Scientists May Have Traced Ebola

By Huffington Post | Thursday, January 1, 2015

Scientists have traced the beginning of the current Ebola outbreak to a two-year-old boy named Emile Ouamouno, who lived in a small village called Meliandou in Guinea and died Dec. 2013. But how did the toddler get Ebola in the first place?

A small team of anthropologists, veterinarians and ecologists think they may have the answer. In a paper published Tuesday for the journal EMBO Molecular Medicine, lead author Fabian Leendertz of the Robert Koch Institute in Germany hypothesizes that Ouamouno got Ebola from a hollowed out tree where children in his community would often play. That tree, it turned out, was home to a large colony of free-tailed bats, which have survived experimental Ebola infection in previous research. That particular species of bat has also been discussed as a potential source for the virus in past outbreaks.

 

Ebola is a zoonotic virus, which means that it can pass from animals to humans. In the past, Ebola outbreaks have been traced to bushmeat hunters killing and eating fresh meat from large primates. Leendertz and team ruled out that possibility for two reasons: one, usually the hunters themselves would be the first to come down with Ebola, and two, large primates are increasingly scarce and difficult to catch near Meliandou, according to villagers.

So instead Leendertz turned his attention toward fruit bats, another known Ebola virus carrier. But the fruit bat colonies were relatively far away from Ouamouno’s village and besides, fruit bat hunters weren’t the first to get sick with Ebola.

Finally, Leendertz focused on insectivorous bats, which children regularly hunted and grilled.

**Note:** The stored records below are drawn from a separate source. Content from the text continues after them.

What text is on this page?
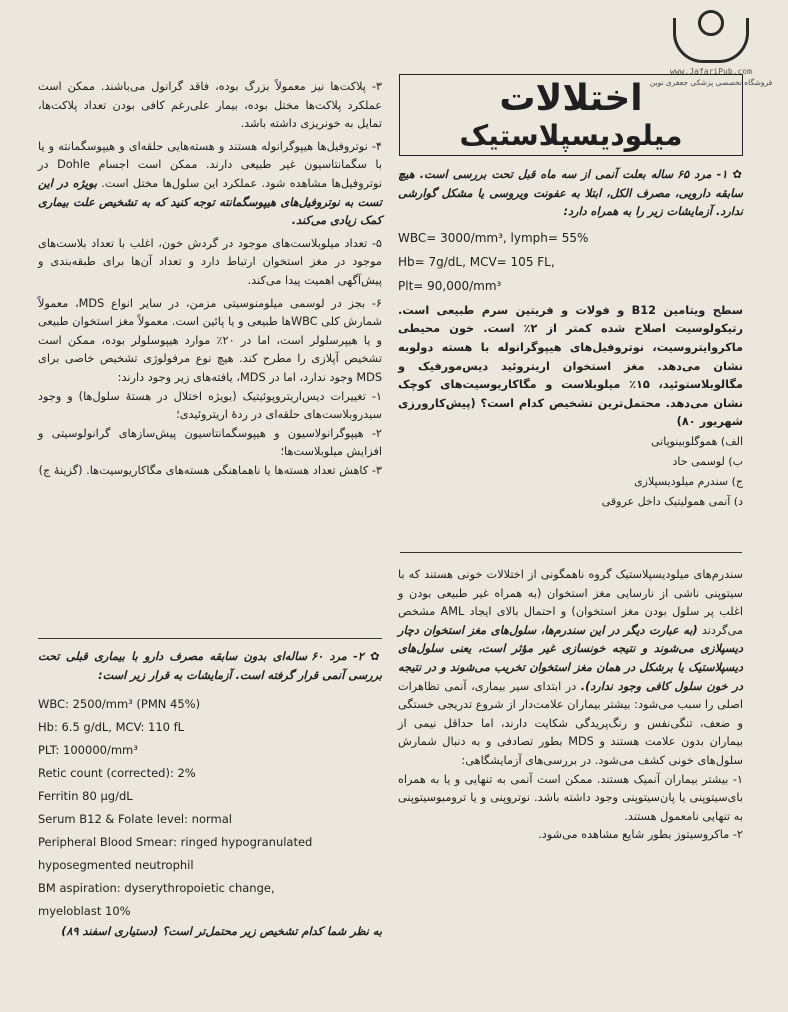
www.JafariPub.com
فروشگاه تخصصی پزشکی جعفری نوین
اختلالات
میلودیسپلاستیک

✿ ۱- مرد ۶۵ ساله بعلت آنمی از سه ماه قبل تحت بررسی است. هیچ سابقه دارویی، مصرف الکل، ابتلا به عفونت ویروسی یا مشکل گوارشی ندارد. آزمایشات زیر را به همراه دارد:

WBC= 3000/mm³, lymph= 55%
Hb= 7g/dL, MCV= 105 FL,
Plt= 90,000/mm³

سطح ویتامین B12 و فولات و فریتین سرم طبیعی است. رتیکولوسیت اصلاح شده کمتر از ۲٪ است. خون محیطی ماکروایتروسیت، نوتروفیل‌های هیپوگرانوله با هسته دولوبه نشان می‌دهد. مغز استخوان اریتروئید دیس‌مورفیک و مگالوبلاستوئید، ۱۵٪ میلوبلاست و مگاکاریوسیت‌های کوچک نشان می‌دهد. محتمل‌ترین تشخیص کدام است؟ (پیش‌کارورزی شهریور ۸۰)

الف) هموگلوبینوپاتی
ب) لوسمی حاد
ج) سندرم میلودیسپلازی
د) آنمی همولیتیک داخل عروقی

سندرم‌های میلودیسپلاستیک گروه ناهمگونی از اختلالات خونی هستند که با سیتوپنی ناشی از نارسایی مغز استخوان (به همراه غیر طبیعی بودن و اغلب پر سلول بودن مغز استخوان) و احتمال بالای ایجاد AML مشخص می‌گردند (به عبارت دیگر در این سندرم‌ها، سلول‌های مغز استخوان دچار دیسپلازی می‌شوند و نتیجه خونسازی غیر مؤثر است، یعنی سلول‌های دیسپلاستیک یا برشکل در همان مغز استخوان تخریب می‌شوند و در نتیجه در خون سلول کافی وجود ندارد). در ابتدای سیر بیماری، آنمی تظاهرات اصلی را سبب می‌شود: بیشتر بیماران علامت‌دار از شروع تدریجی خستگی و ضعف، تنگی‌نفس و رنگ‌پریدگی شکایت دارند، اما حداقل نیمی از بیماران بدون علامت هستند و MDS بطور تصادفی و به دنبال شمارش سلول‌های خونی کشف می‌شود. در بررسی‌های آزمایشگاهی:

۱- بیشتر بیماران آنمیک هستند. ممکن است آنمی به تنهایی و یا به همراه بای‌سیتوپنی یا پان‌سیتوپنی وجود داشته باشد. نوتروپنی و یا ترومبوسیتوپنی به تنهایی نامعمول هستند.

۲- ماکروسیتوز بطور شایع مشاهده می‌شود.

۳- پلاکت‌ها نیز معمولاً بزرگ بوده، فاقد گرانول می‌باشند. ممکن است عملکرد پلاکت‌ها مختل بوده، بیمار علی‌رغم کافی بودن تعداد پلاکت‌ها، تمایل به خونریزی داشته باشد.

۴- نوتروفیل‌ها هیپوگرانوله هستند و هسته‌هایی حلقه‌ای و هیپوسگمانته و یا با سگمانتاسیون غیر طبیعی دارند. ممکن است اجسام Dohle در نوتروفیل‌ها مشاهده شود. عملکرد این سلول‌ها مختل است. بویژه در این تست به نوتروفیل‌های هیپوسگمانته توجه کنید که به تشخیص علت بیماری کمک زیادی می‌کند.

۵- تعداد میلوبلاست‌های موجود در گردش خون، اغلب با تعداد بلاست‌های موجود در مغز استخوان ارتباط دارد و تعداد آن‌ها برای طبقه‌بندی و پیش‌آگهی اهمیت پیدا می‌کند.

۶- بجز در لوسمی میلومنوسیتی مزمن، در سایر انواع MDS، معمولاً شمارش کلی WBCها طبیعی و یا پائین است. معمولاً مغز استخوان طبیعی و یا هیپرسلولر است، اما در ۲۰٪ موارد هیپوسلولر بوده، ممکن است تشخیص آپلازی را مطرح کند. هیچ نوع مرفولوژی تشخیص خاصی برای MDS وجود ندارد، اما در MDS، یافته‌های زیر وجود دارند:

۱- تغییرات دیس‌اریتروپوئیتیک (بویژه اختلال در هستهٔ سلول‌ها) و وجود سیدروبلاست‌های حلقه‌ای در ردهٔ اریتروئیدی؛

۲- هیپوگرانولاسیون و هیپوسگمانتاسیون پیش‌سازهای گرانولوسیتی و افزایش میلوبلاست‌ها؛

۳- کاهش تعداد هسته‌ها یا ناهماهنگی هسته‌های مگاکاریوسیت‌ها. (گزینهٔ ج)

✿ ۲- مرد ۶۰ ساله‌ای بدون سابقه مصرف دارو با بیماری قبلی تحت بررسی آنمی قرار گرفته است. آزمایشات به قرار زیر است:

WBC: 2500/mm³ (PMN 45%)
Hb: 6.5 g/dL, MCV: 110 fL
PLT: 100000/mm³
Retic count (corrected): 2%
Ferritin 80 μg/dL
Serum B12 & Folate level: normal
Peripheral Blood Smear: ringed hypogranulated
hyposegmented neutrophil
BM aspiration: dyserythropoietic change,
myeloblast 10%

به نظر شما کدام تشخیص زیر محتمل‌تر است؟ (دستیاری اسفند ۸۹)
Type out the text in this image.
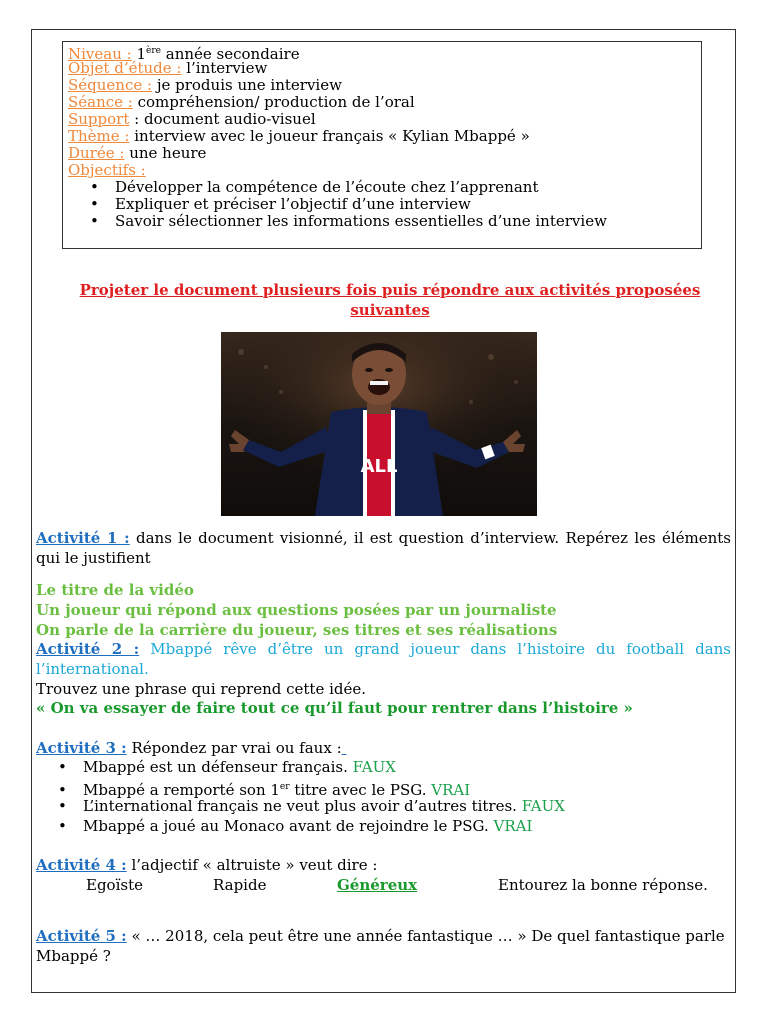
Niveau : 1ère année secondaire
Objet d’étude : l’interview
Séquence : je produis une interview
Séance : compréhension/ production de l’oral
Support : document audio-visuel
Thème : interview avec le joueur français « Kylian Mbappé »
Durée : une heure
Objectifs :
• Développer la compétence de l’écoute chez l’apprenant
• Expliquer et préciser l’objectif d’une interview
• Savoir sélectionner les informations essentielles d’une interview
Projeter le document plusieurs fois puis répondre aux activités proposées
suivantes
ALL
Activité 1 : dans le document visionné, il est question d’interview. Repérez les éléments qui le justifient
Le titre de la vidéo
Un joueur qui répond aux questions posées par un journaliste
On parle de la carrière du joueur, ses titres et ses réalisations
Activité 2 : Mbappé rêve d’être un grand joueur dans l’histoire du football dans l’international.
Trouvez une phrase qui reprend cette idée.
« On va essayer de faire tout ce qu’il faut pour rentrer dans l’histoire »
Activité 3 : Répondez par vrai ou faux :
• Mbappé est un défenseur français. FAUX
• Mbappé a remporté son 1er titre avec le PSG. VRAI
• L’international français ne veut plus avoir d’autres titres. FAUX
• Mbappé a joué au Monaco avant de rejoindre le PSG. VRAI
Activité 4 : l’adjectif « altruiste » veut dire :
Egoïste	Rapide	Généreux	Entourez la bonne réponse.
Activité 5 : « … 2018, cela peut être une année fantastique … » De quel fantastique parle Mbappé ?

He noted a large, hollowed-out tree stump about 55 yards from Ouamouno’s home, along a well-trafficked path where women would walk on their way to a small river to do their washing. Villagers told Leendertz that children would often play in the hollowed-out tree, which turned out to be the home of a large colony of insectivorous bats.

Children would often capture these bats and play with them, writes Leendertz, and the first cluster of Ebola cases in Meliandou were mostly children and women, he notes, but because he wasn’t able to test any of the bats that lived in the tree, there’s no way to know for sure if they did indeed transmit Ebola to the little boy.

For now, he writes that his study is enough evidence to begin including insectivorous bats in Ebola outbreak analyses, where before scientists would point the finger at fruit bats or large primates. If Ouamouno is indeed the very first Ebola patient of this current outbreak, extra care needs to be taken to “avoid retribution attacks and stigmatization of the region,” Leendertz cautioned. He also wrote that while the public needs to be informed of the risks of handling bats, they also need education about the “crucial ecosystem services” bats provide, which include benefits to humans.

So far in this Ebola outbreak, there have been 19,497 cases and 7,588 deaths, according to the latest figures from the World Health Organization.